Her sister, Lisa Sherman, wiped tears from her face as Mr. Laha and the Rev. Ann E. Herlin said a prayer and read Scripture in a brief and quiet service.

Jennifer Fang, 20, took a history class with Miss Sherman at West Springfield High School, where they both graduated in 2005. She said it was a sad reunion and a jarring reality for old classmates.

“She’s gone; she’s not coming back anymore,” Miss Fang said. “I just wish that I could have had a chance to see her before today.”

Miss Sherman’s passion for running was well known among her friends.
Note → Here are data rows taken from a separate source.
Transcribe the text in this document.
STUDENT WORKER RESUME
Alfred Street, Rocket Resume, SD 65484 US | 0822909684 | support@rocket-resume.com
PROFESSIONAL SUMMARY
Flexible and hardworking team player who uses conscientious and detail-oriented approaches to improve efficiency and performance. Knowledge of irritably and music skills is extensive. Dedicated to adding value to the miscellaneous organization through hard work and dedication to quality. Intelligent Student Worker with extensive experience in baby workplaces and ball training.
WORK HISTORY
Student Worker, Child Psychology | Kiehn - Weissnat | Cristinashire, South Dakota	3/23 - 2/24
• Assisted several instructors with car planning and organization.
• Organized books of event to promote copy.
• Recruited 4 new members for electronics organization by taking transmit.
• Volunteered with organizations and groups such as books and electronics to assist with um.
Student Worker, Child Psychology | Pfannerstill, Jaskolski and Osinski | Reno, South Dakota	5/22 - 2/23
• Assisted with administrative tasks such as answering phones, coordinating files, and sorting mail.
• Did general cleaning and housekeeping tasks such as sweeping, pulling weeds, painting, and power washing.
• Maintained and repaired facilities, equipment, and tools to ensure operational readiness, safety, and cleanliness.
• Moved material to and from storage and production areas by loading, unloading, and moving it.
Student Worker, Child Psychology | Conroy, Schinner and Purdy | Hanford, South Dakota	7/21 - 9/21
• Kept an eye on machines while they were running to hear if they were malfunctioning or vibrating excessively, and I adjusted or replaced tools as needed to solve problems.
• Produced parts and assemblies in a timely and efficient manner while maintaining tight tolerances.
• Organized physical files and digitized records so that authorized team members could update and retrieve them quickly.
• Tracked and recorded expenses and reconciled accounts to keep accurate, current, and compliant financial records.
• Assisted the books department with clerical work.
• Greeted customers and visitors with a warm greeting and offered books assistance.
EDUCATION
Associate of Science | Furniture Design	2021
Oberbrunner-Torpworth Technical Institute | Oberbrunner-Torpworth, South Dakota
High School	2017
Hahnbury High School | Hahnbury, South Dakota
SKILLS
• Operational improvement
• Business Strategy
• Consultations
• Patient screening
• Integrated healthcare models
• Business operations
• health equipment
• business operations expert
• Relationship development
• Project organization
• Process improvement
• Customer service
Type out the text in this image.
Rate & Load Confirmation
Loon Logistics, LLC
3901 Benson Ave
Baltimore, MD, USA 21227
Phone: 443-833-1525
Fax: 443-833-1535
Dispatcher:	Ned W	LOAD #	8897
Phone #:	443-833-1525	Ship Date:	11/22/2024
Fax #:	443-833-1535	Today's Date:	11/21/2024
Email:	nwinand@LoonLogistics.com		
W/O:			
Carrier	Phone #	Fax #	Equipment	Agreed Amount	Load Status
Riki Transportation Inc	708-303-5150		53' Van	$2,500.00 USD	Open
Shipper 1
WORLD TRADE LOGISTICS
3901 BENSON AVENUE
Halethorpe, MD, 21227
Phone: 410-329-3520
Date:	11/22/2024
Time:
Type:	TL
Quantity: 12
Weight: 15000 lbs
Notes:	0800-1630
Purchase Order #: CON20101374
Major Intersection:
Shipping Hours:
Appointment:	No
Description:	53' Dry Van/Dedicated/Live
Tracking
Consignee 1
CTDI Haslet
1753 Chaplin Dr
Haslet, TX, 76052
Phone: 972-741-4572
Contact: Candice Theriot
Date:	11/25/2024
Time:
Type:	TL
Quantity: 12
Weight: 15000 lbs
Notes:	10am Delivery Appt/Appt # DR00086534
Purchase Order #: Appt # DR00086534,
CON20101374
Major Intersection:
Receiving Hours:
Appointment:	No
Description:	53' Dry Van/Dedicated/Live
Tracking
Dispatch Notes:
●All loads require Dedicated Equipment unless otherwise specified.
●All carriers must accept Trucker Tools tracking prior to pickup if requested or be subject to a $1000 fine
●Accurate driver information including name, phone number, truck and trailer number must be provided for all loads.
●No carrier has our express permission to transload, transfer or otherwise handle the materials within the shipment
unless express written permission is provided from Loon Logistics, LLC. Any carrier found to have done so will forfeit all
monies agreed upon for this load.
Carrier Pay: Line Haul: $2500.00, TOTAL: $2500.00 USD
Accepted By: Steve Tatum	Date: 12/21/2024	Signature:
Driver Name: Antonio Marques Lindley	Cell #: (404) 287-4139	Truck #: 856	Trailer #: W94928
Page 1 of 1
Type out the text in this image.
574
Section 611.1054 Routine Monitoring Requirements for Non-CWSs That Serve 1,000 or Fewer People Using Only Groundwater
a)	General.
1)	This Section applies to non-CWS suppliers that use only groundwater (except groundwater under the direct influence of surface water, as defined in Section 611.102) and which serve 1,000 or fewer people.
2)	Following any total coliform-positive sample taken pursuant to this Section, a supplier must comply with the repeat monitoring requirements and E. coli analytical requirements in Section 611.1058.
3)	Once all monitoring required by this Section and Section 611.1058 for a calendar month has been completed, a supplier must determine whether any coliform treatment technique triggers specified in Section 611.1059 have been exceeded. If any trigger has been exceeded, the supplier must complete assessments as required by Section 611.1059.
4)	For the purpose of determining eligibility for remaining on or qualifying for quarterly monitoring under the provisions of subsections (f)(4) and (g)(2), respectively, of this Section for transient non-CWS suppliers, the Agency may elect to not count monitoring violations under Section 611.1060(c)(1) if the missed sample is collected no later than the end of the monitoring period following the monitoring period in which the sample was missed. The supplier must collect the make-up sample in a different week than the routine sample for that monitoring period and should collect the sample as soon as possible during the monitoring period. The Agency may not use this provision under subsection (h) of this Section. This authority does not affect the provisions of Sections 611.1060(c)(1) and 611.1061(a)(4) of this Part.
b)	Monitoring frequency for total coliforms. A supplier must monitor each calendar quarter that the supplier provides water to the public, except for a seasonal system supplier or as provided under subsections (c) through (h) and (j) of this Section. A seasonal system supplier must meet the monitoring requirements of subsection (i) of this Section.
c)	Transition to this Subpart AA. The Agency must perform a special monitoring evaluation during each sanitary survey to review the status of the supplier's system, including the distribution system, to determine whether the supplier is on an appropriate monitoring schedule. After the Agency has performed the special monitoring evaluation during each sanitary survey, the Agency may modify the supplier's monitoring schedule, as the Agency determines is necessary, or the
At West Springfield, she ran on the track and cross-country teams and encouraged struggling members of the team, former teammates said.

In October, she finished the prestigious Marine Corps Marathon in just over four hours.

While in high school, Miss Sherman worked as an intern at the nearby Frying Pan Farm Park, teaching visitors about its social history as part of a history class.

It was in that class that she learned about the church where her funeral was held.

Brian Lees, who lived in Springfield before moving to Texas for college, was in the history class with Miss Sherman and remembered how much fun she was when they interned together at the farm. He laughed as he remembered how he and Miss Sherman nicknamed a cow after one of their professors.

“She was just a joy to be around, always happy,” Mr. Lees said outside the church. He wanted people to remember his friend “for her spirit, her joyful nature.”

She was also known for her love of history, friends said. She was co-president of the History Honor Society at West Springfield, and at Virginia Tech she was a double-major in history and international studies.

She was in the university honors program and had already attained enough credit hours to be considered a junior, even though she was only in her second year of classes. She studied Russian and looked forward to studying in Russia next year.

This article is based in part on wire service reports.